GLIM criteria for the diagnosis of malnutrition (MN) has been introduced as a consensus report from the global clinical nutrition community (1). It has been created as a response to meet the need for consensus on diagnostic criteria for application of MN in clinical settings. It has been convened by several of the major global clinical nutrition societies and aimed to secure the broad global acceptance.
GLIM consensus suggested two sets of criteria: the phenotypic and the etiological criteria for diagnosis of MN. The phenotypic criteria included (i) weight loss, (ii) reduced body mass index, (iii) reduced muscle mass and the etiological criteria included (i) reduced food intake/assimilation and (ii) disease burden/inflammation. GLIM recommended that the combination of at least one phenotypic criterion and one etiologic criterion is required to diagnose MN. The threshold values for the consensus diagnostic criteria and the severity grading were also given.
The ‘‘reduced muscle mass’’ is a component for both the diagnosis and the grading the MN. Reduced muscle mass is classified as ‘‘mild to moderate’’ and ‘‘severe’’ deficit of reduced muscle mass per validated assessment methods. It has been noted that the thresholds for reduced muscle mass need to be adapted to race. However, the guidance according to severity grading by reduced muscle mass is lacking in the current GLIM format, mainly due to lack of clear evidence that the sarcopenia community provides suggestions for binary cut-offs, but not for grading (2).
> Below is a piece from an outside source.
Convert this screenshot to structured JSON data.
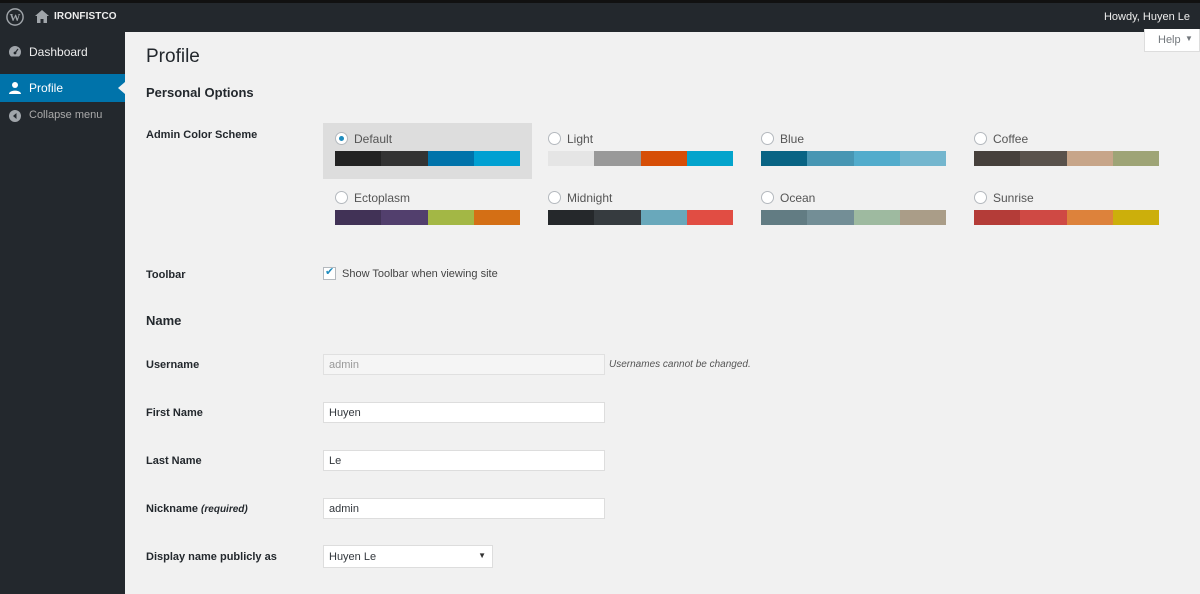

Recently a Turkish population based study documented and reported cut-off points to identify sarcopenia according to European Working Group on Sarcopenia in Older People (EWGSOP) definition (3). In their revised consensus report, EWGSOP2 opted to provide recommendations for cut-off points for low skeletal muscle mass for appendicular skeletal muscle mass, but not the total skeletal muscle mass (2). After publication of EWGSOP2, it has been suggested that if a clinician assesses the total skeletal muscle mass instead of the appendicular muscle mass, then the documented Turkish total skeletal muscle mass index thresholds as 9.2 kg/m2 and 7.4 kg/m2 could be used in males and females, respectively (4).
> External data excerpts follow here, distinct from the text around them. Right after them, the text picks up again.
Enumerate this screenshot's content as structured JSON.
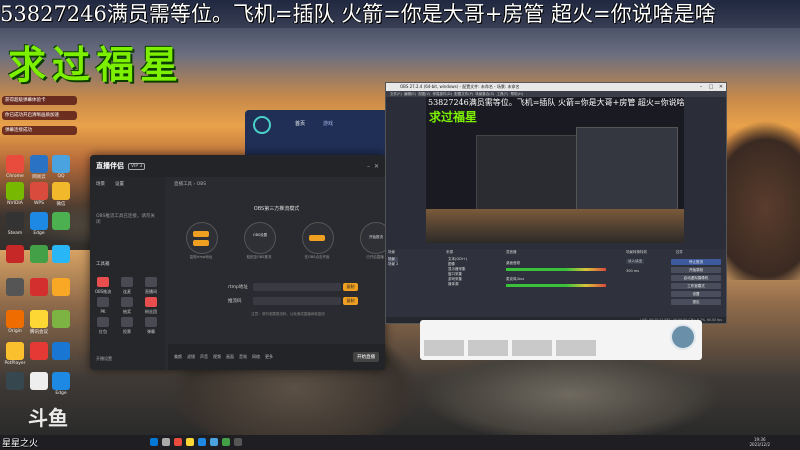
{
  "marquee": "53827246满员需等位。飞机=插队  火箭=你是大哥+房管  超火=你说啥是啥",
  "overlay_title": "求过福星",
  "notifications": [
    "获得超级弹幕体验卡",
    "你已成功开启清晰画质加速",
    "弹幕连接成功"
  ],
  "desktop_icons": [
    "Chrome",
    "网易云",
    "QQ",
    "微信",
    "NVIDIA",
    "WPS",
    "Steam",
    "Edge",
    "Origin",
    "腾讯会议",
    "PotPlayer",
    "Edge"
  ],
  "app": {
    "logo": "直播伴侣",
    "vip": "VIP 3",
    "side_tabs": [
      "场景",
      "设置"
    ],
    "side_hint": "OBS推流工具已连接，请勿关闭",
    "tools_title": "工具箱",
    "tools": [
      "OBS推流",
      "连麦",
      "直播间",
      "PK",
      "抽奖",
      "粉丝团",
      "红包",
      "投票",
      "弹幕"
    ],
    "settings_link": "开播设置",
    "breadcrumb": [
      "直播工具",
      "OBS"
    ],
    "relay_title": "OBS第三方推流模式",
    "steps": [
      "第一步",
      "OBS设置",
      "推流地址",
      "开始推流"
    ],
    "step_labels": [
      "复制rtmp地址",
      "粘贴至OBS推流",
      "在OBS点击开始",
      "已开启直播"
    ],
    "rtmp_label": "rtmp地址",
    "key_label": "推流码",
    "copy_label": "复制",
    "notice": "注意：请勿泄露推流码，以免造成直播间被盗用",
    "footer_items": [
      "美颜",
      "滤镜",
      "声音",
      "视频",
      "画面",
      "音效",
      "网络",
      "更多"
    ],
    "live_button": "开始直播"
  },
  "blue_app": {
    "tabs": [
      "首页",
      "游戏"
    ]
  },
  "obs": {
    "title": "OBS 27.2.4 (64-bit, windows) - 配置文件: 未命名 - 场景: 未命名",
    "menu": [
      "文件(F)",
      "编辑(E)",
      "视图(V)",
      "停靠部件(D)",
      "配置文件(P)",
      "场景集合(S)",
      "工具(T)",
      "帮助(H)"
    ],
    "preview_ticker": "53827246满员需等位。飞机=插队  火箭=你是大哥+房管  超火=你说啥是啥",
    "preview_title": "求过福星",
    "dock_heads": [
      "场景",
      "来源",
      "混音器",
      "场景转换特效",
      "控件"
    ],
    "scenes": [
      "场景",
      "场景 2"
    ],
    "sources": [
      "文本(GDI+)",
      "图像",
      "显示器采集",
      "窗口采集",
      "游戏采集",
      "媒体源"
    ],
    "mixer": [
      "桌面音频",
      "麦克风/Aux"
    ],
    "transition": "淡入淡出",
    "duration": "300 ms",
    "controls": [
      "停止推流",
      "开始录制",
      "启动虚拟摄像机",
      "工作室模式",
      "设置",
      "退出"
    ],
    "status": "LIVE: 00:25:21   REC: 00:00:00   CPU: 6.7%, 60.00 fps"
  },
  "taskbar": {
    "left_text": "星星之火",
    "clock_time": "19:36",
    "clock_date": "2023/12/2"
  },
  "watermark": "斗鱼"
}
In their article in United States population, Janssen et al. (5) considered class I sarcopenia as skeletal muscle mass index being within minus one to minus two standard deviations of young adult values and class II sarcopenia as skeletal muscle mass index being below minus two standard deviations of young adult values (5). Analogously, we may suggest to designate ‘‘mild to moderate’’ reduced muscle mass as having ‘‘muscle mass lower than young mean-one standard deviation’’ and ‘‘severely’’ reduced muscle mass as ‘‘muscle mass lower than young mean-two standard deviation” considering the total skeletal muscle mass data of the young Turkish adult study population (3). Accordingly, the stage 1: “mild to moderate’’ reduced muscle mass could be regarded as 10.1 kg/m2 and 8.2 kg/m2 and the stage 2: “severely’’ reduced muscle mass could be regarded as 9.2 kg/m2 and 7.4 kg/m2 in males and females, respectively in the Turkish population.
This approach seems feasible and the suggested cut-off points appear acceptable, particularly in ethnically similar populations, for use until we have achieved evidence enough to advise generic cut-offs for grading reduced muscle mass in the context of the GLIM criteria. Hopefully, pending GLIM or EWGSOP initiatives will be able to provide such generic muscle mass cut-off values. Globally generic cut-offs would likely facilitate applicability and implementation into clinical practice. Still we may consider that we may end up with regional cut-offs, due to variations in muscle mass due to ethnicity. Therefore, the nutrition and sarcopenia communities need studies that, in various populations, address population based cut-offs for muscle loss, as well as studies that evaluate predictive validity (for non-beneficial clinical outcomes) of such cut-offs.